The SIU says this is just the tip of the iceberg.

"We have opened a criminal case against three companies for now and we are still continuing with the process as we speak, we are looking at more companies... now we are talking at companies we are looking at in Gauteng and the number now is 164," said Kaizer Kganyago, SIU Spokesperson.

READ: Western Cape releases PPE tender report

The investigating body is honing in on all the deals that went down across the country.

"We are looking at each and every company that did business and we want to purely check whether the appointment was done in accordance with the procurement processes. We also want to check whether the pricing was done in line with the treasury regulations that were put in place," Kganyago said.

The president has also appointed a team of ministers to probe the allegations - but this has resulted in some criticism.

As the cases pile up - and with no clear timeframes in place - South Africans are joining the debate on social media, making their views clear.

They want action.

READ: COVID-19 corruption: Makhura admits the rot is within

Pressure is also mounting on President Cyril Ramaphosa to turn his words into action.

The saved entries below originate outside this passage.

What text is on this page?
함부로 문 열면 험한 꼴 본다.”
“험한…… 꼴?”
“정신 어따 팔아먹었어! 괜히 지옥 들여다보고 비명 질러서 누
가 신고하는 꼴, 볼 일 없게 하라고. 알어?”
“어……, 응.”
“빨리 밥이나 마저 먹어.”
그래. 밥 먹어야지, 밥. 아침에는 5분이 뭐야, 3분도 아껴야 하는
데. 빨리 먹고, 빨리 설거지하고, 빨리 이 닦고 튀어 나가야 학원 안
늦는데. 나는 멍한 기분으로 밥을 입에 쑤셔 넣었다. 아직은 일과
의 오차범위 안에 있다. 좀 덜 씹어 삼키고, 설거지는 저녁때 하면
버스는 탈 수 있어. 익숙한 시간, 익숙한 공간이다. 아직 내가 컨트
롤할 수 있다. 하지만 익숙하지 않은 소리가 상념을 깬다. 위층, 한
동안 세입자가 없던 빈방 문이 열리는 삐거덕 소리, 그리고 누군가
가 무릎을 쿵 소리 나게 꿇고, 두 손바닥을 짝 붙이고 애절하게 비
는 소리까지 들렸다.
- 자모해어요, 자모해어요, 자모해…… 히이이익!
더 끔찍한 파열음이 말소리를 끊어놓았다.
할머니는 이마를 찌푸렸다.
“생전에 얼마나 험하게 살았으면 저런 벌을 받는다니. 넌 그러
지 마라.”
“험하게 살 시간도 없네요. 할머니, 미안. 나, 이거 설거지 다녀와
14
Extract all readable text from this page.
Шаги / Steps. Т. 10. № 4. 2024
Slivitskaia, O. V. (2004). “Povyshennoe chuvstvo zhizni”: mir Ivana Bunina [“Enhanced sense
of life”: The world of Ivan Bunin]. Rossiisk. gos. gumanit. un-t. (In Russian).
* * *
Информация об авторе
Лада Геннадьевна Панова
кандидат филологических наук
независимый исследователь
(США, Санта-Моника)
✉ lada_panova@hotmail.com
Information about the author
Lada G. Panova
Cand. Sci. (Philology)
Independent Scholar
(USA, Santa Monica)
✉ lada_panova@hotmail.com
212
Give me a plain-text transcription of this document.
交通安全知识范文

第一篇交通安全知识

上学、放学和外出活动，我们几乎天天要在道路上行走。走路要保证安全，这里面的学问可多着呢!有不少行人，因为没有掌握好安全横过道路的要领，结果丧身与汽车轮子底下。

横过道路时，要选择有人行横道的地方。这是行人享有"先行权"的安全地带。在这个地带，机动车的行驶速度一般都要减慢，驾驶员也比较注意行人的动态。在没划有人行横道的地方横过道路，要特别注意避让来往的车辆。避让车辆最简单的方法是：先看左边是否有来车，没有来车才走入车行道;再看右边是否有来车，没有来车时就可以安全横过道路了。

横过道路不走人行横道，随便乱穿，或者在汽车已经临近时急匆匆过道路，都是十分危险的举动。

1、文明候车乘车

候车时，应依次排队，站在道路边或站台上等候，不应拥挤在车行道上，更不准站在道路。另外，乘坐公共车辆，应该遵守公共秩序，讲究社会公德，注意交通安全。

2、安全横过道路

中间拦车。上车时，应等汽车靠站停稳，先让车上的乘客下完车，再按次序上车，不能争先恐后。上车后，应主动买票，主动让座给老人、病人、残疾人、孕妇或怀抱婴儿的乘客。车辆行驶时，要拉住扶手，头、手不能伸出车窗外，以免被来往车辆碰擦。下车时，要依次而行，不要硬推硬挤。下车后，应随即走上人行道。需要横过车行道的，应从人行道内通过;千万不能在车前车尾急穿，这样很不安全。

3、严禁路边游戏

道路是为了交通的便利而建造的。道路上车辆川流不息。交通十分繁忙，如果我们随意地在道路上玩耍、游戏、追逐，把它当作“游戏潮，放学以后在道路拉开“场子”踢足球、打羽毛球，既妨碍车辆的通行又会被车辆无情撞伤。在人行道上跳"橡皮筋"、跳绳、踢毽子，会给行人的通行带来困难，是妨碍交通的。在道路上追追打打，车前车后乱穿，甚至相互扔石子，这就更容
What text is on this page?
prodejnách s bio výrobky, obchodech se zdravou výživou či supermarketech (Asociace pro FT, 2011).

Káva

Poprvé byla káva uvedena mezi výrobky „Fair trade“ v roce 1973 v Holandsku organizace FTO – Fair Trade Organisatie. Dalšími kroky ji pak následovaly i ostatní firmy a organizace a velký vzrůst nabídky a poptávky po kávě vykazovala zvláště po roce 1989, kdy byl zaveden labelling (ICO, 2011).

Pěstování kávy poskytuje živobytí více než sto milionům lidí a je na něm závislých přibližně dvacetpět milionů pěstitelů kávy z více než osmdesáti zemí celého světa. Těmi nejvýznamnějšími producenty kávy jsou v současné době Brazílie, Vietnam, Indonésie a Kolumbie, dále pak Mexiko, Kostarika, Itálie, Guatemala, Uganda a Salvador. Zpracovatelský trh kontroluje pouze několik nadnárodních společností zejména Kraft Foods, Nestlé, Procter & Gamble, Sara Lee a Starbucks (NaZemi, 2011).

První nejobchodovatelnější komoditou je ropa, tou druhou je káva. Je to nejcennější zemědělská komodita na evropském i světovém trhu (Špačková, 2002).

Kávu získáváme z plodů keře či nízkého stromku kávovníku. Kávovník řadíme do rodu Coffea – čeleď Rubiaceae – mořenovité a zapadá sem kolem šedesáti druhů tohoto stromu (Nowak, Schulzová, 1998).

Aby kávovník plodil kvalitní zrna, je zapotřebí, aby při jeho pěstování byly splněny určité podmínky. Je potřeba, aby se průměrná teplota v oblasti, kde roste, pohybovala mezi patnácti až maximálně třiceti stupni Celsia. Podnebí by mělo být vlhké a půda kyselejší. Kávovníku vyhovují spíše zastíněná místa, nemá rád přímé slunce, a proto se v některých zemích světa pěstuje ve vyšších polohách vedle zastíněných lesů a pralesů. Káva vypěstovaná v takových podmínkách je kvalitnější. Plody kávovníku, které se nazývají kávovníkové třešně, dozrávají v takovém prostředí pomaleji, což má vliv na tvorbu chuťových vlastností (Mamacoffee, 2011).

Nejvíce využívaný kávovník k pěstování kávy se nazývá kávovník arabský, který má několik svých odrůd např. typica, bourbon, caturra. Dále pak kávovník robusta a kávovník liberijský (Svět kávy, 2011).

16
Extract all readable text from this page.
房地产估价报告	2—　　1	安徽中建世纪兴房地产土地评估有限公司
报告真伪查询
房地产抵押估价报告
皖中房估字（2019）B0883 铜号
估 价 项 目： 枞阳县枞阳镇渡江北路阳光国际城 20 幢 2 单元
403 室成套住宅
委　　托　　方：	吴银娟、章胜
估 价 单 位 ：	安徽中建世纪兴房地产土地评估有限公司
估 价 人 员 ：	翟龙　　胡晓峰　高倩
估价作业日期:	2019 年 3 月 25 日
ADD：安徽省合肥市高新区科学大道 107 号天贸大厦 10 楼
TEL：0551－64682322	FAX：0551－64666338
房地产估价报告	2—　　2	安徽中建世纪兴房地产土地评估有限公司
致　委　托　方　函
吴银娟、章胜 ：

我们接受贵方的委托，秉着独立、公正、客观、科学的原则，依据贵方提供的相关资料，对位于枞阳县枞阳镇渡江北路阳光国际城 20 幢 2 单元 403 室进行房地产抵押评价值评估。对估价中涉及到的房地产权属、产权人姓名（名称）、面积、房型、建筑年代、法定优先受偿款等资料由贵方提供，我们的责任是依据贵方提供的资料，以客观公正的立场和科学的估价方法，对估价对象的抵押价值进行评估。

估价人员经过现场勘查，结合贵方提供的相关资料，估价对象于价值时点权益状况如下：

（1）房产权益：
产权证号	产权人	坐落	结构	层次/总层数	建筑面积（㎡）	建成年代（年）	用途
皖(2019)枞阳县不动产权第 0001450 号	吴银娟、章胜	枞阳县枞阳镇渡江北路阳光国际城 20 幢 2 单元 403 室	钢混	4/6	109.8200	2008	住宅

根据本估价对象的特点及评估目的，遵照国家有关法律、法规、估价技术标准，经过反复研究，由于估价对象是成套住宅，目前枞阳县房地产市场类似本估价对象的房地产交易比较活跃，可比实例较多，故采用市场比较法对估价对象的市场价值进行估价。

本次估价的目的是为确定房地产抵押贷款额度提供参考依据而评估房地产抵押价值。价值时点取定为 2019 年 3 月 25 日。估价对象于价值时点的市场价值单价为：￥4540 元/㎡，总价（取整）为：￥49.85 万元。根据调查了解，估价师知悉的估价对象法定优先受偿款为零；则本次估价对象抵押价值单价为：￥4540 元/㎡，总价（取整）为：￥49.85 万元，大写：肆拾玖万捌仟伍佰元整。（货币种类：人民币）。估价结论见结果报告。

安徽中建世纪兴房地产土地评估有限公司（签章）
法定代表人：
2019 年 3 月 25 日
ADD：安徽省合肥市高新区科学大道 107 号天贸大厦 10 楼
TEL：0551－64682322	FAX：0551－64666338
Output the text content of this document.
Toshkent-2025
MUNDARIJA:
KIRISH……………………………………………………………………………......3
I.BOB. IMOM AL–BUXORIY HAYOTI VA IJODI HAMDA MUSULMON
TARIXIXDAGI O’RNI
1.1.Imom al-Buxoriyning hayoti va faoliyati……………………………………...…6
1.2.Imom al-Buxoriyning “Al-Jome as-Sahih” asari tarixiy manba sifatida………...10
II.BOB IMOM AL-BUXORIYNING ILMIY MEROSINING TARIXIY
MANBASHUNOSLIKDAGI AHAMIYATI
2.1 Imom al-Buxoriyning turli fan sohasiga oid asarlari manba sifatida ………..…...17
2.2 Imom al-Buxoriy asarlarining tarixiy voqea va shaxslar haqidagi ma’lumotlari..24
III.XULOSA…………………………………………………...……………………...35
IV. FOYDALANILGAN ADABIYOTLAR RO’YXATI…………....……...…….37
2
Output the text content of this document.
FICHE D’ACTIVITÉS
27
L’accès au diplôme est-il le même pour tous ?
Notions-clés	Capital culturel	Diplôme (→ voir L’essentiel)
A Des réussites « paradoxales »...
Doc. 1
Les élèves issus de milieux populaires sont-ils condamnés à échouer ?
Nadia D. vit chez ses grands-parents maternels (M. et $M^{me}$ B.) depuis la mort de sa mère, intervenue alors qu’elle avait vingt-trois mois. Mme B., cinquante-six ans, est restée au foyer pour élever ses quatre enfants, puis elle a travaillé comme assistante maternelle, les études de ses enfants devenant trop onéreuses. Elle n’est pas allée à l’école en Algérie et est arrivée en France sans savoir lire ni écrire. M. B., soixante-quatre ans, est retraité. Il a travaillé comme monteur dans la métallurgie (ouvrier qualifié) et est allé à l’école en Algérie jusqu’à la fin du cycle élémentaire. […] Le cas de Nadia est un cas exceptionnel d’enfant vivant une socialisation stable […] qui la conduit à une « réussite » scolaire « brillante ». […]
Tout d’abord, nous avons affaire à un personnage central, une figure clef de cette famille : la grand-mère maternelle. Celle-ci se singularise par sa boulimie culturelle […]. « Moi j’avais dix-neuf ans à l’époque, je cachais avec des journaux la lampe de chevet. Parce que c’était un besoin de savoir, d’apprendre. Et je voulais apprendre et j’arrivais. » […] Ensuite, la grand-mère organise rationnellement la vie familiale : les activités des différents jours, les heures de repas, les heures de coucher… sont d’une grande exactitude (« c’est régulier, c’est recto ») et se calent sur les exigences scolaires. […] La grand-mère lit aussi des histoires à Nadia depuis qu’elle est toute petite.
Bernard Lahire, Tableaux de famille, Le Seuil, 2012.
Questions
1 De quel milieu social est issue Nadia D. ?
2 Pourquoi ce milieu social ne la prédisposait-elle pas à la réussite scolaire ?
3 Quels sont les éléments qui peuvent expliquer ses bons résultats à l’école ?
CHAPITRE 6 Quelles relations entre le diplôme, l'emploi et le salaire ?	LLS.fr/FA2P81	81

"We need to know which ministers and their children are involved in doing business with the state. There needs to be a public list so that we can ascertain for ourselves whether the processes have been followed and that is what people are demanding from Cyril Ramaphosa. They want police to do their work, they want the culture of impunity to end. And they want the president to make good of his promise that those who steal during COVID-19 and those who stole during state capture will have their day in court, they will have to defend the allegations against them because justice must be seen to be done," said Karima Brown, Political Analyst.

The next few weeks will be crucial.

South Africans will be closely watching the wheels of justice turning - or not.